Within Colombia the corporate news media are avoiding coverage of the protests. They instead depict them as riots and describe protesters as “terrorists”. Instead, as we see in oppressive states, social media has played a massive role in organizing and sustaining the protests by using the hashtag #SOSColombia. The state is looking to clamp down on this and there are reports of accounts and posts covering the protests being removed for violating “community guidelines”.

The U.S. government needs to demand that Duque’s regime must allow peaceful assembly and protest. The Colombian military has been a wholly-owned subsidiary of the U.S. military — since the counter-insurgency training and operations of the Kennedy years and especially since Plan Colombia was approved by Congress in 2000 as a U.S.-backed program of violent repression of opposition movements under the cover of the “War on Drugs.”

While in As a member of the U.S. Senate Foreign Relations Committee in 2000, it was Joe Biden who spearheaded the very policies the approval of Plan Colombia that trained and funded the paramilitary death squads that have killed hundreds of labor and social movement leaders in the last couple of decades, as well as the armed forces, in which the riot police are embedded, that are currently massacring and repressing the Colombian people with impunity.
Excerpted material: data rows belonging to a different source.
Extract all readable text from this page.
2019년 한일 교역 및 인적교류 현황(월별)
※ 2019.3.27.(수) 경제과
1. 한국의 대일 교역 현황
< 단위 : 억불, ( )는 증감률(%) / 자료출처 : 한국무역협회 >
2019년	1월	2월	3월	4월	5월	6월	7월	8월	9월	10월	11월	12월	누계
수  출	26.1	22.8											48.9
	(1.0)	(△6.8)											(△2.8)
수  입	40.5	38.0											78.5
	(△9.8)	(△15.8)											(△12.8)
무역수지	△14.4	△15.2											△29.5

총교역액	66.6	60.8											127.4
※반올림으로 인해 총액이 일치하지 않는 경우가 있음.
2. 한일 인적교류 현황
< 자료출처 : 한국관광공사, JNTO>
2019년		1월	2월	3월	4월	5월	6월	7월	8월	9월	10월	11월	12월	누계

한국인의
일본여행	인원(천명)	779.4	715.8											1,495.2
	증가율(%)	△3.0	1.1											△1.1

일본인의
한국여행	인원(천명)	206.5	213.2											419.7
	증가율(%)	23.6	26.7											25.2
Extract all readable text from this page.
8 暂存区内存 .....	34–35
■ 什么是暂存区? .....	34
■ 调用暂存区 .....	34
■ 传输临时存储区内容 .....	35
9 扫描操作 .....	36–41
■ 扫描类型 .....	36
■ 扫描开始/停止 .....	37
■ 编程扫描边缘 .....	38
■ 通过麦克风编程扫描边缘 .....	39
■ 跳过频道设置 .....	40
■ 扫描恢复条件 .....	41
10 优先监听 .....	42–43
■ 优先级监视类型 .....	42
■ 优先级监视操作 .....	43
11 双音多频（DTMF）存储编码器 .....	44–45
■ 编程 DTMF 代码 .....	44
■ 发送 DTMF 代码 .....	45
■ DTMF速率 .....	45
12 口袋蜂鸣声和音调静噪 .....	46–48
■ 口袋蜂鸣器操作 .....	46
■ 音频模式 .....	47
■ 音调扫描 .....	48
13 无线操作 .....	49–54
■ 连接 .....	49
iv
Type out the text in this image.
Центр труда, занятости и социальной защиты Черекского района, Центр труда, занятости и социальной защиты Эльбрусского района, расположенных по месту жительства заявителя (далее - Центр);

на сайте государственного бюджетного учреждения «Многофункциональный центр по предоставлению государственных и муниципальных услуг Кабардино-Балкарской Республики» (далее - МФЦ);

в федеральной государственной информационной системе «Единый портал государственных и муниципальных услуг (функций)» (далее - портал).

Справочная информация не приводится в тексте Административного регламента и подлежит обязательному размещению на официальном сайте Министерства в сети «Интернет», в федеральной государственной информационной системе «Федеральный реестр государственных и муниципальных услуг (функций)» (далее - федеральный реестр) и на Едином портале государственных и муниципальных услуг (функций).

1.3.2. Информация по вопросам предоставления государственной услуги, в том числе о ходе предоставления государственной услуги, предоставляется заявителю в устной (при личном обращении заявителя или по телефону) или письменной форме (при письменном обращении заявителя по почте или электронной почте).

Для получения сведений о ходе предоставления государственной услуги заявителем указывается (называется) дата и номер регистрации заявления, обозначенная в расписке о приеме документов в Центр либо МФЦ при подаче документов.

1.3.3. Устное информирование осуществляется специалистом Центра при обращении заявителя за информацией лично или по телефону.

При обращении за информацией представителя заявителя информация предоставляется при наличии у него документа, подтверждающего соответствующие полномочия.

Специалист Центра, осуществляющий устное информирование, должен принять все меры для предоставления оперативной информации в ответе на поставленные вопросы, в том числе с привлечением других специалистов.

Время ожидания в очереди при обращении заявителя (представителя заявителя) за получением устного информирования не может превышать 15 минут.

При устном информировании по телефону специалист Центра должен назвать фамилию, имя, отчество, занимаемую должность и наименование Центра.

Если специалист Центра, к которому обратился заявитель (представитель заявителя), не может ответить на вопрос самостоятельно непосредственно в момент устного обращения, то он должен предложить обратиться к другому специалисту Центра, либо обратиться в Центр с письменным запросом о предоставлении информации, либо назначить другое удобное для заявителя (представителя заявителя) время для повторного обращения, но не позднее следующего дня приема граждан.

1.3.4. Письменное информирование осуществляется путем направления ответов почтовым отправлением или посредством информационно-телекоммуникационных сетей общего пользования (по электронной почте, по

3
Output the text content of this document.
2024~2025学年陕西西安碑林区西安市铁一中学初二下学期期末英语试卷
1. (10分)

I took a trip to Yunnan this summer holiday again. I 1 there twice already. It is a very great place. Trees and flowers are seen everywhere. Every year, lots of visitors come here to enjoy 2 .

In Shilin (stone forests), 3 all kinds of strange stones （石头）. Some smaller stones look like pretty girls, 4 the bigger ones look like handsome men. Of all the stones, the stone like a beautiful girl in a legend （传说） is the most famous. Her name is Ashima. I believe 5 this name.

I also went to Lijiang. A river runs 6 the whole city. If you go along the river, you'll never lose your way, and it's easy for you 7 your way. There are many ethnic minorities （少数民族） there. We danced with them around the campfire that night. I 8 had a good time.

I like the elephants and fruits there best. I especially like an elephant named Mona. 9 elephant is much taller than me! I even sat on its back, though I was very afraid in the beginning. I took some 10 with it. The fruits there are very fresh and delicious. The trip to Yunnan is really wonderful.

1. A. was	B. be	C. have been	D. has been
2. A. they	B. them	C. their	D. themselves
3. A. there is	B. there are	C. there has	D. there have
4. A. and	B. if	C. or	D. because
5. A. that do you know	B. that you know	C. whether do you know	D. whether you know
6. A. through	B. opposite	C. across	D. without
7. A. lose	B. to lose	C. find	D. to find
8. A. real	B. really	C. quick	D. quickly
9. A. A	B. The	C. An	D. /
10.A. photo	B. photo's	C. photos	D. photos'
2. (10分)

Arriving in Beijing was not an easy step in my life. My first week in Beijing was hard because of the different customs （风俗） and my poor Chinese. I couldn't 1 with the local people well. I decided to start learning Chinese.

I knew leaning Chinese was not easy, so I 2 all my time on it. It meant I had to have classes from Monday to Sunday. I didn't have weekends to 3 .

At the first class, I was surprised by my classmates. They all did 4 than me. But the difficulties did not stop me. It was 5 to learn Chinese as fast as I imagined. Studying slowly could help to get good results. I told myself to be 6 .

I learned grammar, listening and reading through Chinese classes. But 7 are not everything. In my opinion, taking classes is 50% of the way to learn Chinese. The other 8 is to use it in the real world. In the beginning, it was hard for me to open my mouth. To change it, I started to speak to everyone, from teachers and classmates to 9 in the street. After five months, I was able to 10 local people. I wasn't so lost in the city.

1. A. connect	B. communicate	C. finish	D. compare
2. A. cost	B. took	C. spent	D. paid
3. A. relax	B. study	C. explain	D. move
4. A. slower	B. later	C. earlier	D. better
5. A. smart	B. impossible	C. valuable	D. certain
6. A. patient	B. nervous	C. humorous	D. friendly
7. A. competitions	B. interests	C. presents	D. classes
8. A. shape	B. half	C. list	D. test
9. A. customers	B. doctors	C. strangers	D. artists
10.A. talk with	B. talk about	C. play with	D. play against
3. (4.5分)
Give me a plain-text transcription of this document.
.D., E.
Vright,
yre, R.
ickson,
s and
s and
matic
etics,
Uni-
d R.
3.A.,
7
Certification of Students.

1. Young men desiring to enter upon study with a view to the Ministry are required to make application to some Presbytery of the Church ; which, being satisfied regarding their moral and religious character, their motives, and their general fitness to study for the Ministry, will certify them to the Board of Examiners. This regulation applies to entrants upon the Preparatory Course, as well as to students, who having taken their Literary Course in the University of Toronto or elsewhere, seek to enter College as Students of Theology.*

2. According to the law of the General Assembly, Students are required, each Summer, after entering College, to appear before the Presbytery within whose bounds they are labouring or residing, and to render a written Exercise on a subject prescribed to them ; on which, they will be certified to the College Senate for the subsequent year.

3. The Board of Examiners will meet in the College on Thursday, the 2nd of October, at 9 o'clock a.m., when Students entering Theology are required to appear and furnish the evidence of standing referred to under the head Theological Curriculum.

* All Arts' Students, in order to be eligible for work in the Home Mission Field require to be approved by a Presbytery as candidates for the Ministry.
There are seven US military bases in Colombia housing U.S.-trained assassins. The U.S. military itself broke strikes earlier in the 20th century on behalf of United Fruit. The long arm of U.S. intervention goes back to supporting Panama’s secession to get the canal built in 1903.

There is a deepening movement within the Colombian working class. We stand in solidarity with all the popular sectors the have risen up in protest — organized workers and their unions, workers in the larger informal sectors, students, Indigenous and Afro-Colombian people, feminist and LGBTQ movements, urban neighborhoods — whose actions include mass mobilizations in the streets and shutting down production and striking. A poll of Colombians earlier this week showed that 80% reject the police brutality with which the Duque government has responded to the protests. We support the workers’ resistance against violent government repression and neoliberal austerity, and call upon the U.S. government to demand the end of this repression against the Colombian people.